Aleksandr Sokurov directed Mother and Son in 1997. It was his first internationally acclaimed feature film and launched him as a major voice in contemporary cinema. The film won the Special Silver St. George at the Moscow International Film Festival.
Q: How long is Mother and Son?
The film runs 73 minutes. Its brevity is intentional β Sokurov crafted a tightly focused meditation on mortality and love that wastes no time but rewards patient viewing.
Q: What is Mother and Son about?
Mother and Son follows a son accompanying his dying mother through the Russian countryside. The film is a quiet, poetic exploration of love, acceptance, and the unspoken connection between two people facing the end of life.
Q: Is Mother and Son part of a series?
Sokurov conceived Mother and Son as the first volume of a trilogy examining human relationships. Father and Son (2003) followed, though the planned third installment, Two Brothers and a Sister, has never been made. Some critics also link Alexandra (2007) to this thematic series.

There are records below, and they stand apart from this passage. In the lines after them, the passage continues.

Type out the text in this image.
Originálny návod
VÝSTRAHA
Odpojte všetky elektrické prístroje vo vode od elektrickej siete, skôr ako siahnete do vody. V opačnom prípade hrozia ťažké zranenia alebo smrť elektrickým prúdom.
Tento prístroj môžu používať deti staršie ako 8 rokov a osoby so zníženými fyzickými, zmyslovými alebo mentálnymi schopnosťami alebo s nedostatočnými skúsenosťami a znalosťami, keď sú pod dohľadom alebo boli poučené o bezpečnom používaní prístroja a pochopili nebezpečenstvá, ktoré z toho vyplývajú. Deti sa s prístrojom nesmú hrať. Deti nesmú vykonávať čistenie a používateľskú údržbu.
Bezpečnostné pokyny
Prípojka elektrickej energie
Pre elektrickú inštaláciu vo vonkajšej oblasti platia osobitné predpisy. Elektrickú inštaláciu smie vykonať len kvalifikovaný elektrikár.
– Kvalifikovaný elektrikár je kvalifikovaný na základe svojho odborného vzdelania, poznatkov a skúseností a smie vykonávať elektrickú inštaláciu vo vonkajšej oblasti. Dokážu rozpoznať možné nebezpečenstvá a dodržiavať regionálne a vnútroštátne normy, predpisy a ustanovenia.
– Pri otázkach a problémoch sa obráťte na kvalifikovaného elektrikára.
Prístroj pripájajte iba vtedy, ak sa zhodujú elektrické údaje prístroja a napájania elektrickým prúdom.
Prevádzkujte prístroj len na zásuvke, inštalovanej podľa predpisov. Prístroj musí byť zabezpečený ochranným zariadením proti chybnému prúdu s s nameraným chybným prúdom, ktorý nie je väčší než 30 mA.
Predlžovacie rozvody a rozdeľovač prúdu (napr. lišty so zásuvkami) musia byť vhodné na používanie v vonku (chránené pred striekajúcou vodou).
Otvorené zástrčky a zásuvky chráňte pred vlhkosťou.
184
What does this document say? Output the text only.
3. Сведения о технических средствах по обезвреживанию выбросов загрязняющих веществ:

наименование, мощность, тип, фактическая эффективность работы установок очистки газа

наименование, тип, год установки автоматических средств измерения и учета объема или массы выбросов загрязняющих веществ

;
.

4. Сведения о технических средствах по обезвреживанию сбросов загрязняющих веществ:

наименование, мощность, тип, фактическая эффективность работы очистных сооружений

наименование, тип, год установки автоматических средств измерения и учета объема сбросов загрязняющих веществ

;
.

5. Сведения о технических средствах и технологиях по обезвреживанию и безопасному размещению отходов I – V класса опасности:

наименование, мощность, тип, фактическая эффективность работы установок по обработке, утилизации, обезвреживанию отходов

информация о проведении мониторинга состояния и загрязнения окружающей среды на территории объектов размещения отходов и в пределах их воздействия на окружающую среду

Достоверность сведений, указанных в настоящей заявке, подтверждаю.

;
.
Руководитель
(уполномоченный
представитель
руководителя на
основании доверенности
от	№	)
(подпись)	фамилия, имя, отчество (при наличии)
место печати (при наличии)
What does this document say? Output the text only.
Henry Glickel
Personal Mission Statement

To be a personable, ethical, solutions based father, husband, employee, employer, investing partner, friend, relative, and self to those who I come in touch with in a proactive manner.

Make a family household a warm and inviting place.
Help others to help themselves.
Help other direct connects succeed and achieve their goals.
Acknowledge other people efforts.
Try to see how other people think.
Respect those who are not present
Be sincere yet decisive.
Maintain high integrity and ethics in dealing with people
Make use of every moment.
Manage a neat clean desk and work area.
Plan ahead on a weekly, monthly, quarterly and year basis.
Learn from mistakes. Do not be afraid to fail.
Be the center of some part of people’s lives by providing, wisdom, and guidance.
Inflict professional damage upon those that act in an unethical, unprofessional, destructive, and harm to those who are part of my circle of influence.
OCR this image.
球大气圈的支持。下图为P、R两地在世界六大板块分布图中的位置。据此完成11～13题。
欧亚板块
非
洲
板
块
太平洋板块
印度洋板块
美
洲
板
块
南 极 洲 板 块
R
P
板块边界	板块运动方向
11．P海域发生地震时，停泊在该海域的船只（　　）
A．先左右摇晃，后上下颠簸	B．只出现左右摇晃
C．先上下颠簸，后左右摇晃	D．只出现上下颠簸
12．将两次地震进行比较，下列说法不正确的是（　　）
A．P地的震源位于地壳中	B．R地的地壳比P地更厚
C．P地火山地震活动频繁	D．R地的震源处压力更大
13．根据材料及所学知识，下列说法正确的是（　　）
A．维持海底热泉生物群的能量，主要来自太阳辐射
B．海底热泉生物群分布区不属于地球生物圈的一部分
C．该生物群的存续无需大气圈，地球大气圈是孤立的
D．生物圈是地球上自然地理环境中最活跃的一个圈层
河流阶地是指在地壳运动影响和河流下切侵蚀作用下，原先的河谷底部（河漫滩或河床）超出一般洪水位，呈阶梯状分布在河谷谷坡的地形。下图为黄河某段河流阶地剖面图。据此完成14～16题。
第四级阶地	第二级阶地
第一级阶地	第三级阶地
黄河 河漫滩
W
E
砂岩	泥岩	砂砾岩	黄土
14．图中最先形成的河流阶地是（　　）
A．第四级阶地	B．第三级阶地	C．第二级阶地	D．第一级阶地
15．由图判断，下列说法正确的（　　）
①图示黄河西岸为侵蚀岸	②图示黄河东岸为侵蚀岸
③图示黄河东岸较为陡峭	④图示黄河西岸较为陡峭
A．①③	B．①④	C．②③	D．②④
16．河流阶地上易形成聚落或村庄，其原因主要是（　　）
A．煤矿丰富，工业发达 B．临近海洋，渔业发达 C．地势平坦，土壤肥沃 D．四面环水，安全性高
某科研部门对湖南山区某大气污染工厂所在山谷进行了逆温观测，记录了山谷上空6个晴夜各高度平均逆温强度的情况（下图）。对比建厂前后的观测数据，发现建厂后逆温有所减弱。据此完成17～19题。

Q: Where can I watch Mother and Son?
Mother and Son is available on major OTT services. Check the "Where to Watch" widget on this page or visit Movie OTT to see current streaming options in your region.
Final Thoughts on Mother and Son
There's a reason Mother and Son matters, why it still gets written about, why festivals and retrospectives keep returning to it. It's not because it's flashy or entertaining in the conventional sense. It's because Sokurov understood something essential: cinema can be a language for the things we can't speak. A walk through fields. A hand on a shoulder. The way light changes. The way time stops and doesn't stop, all at once. If you're looking for a film that'll challenge you, move you, and stay with you long after the credits fade, this is it. Don't expect comfort. Expect truth.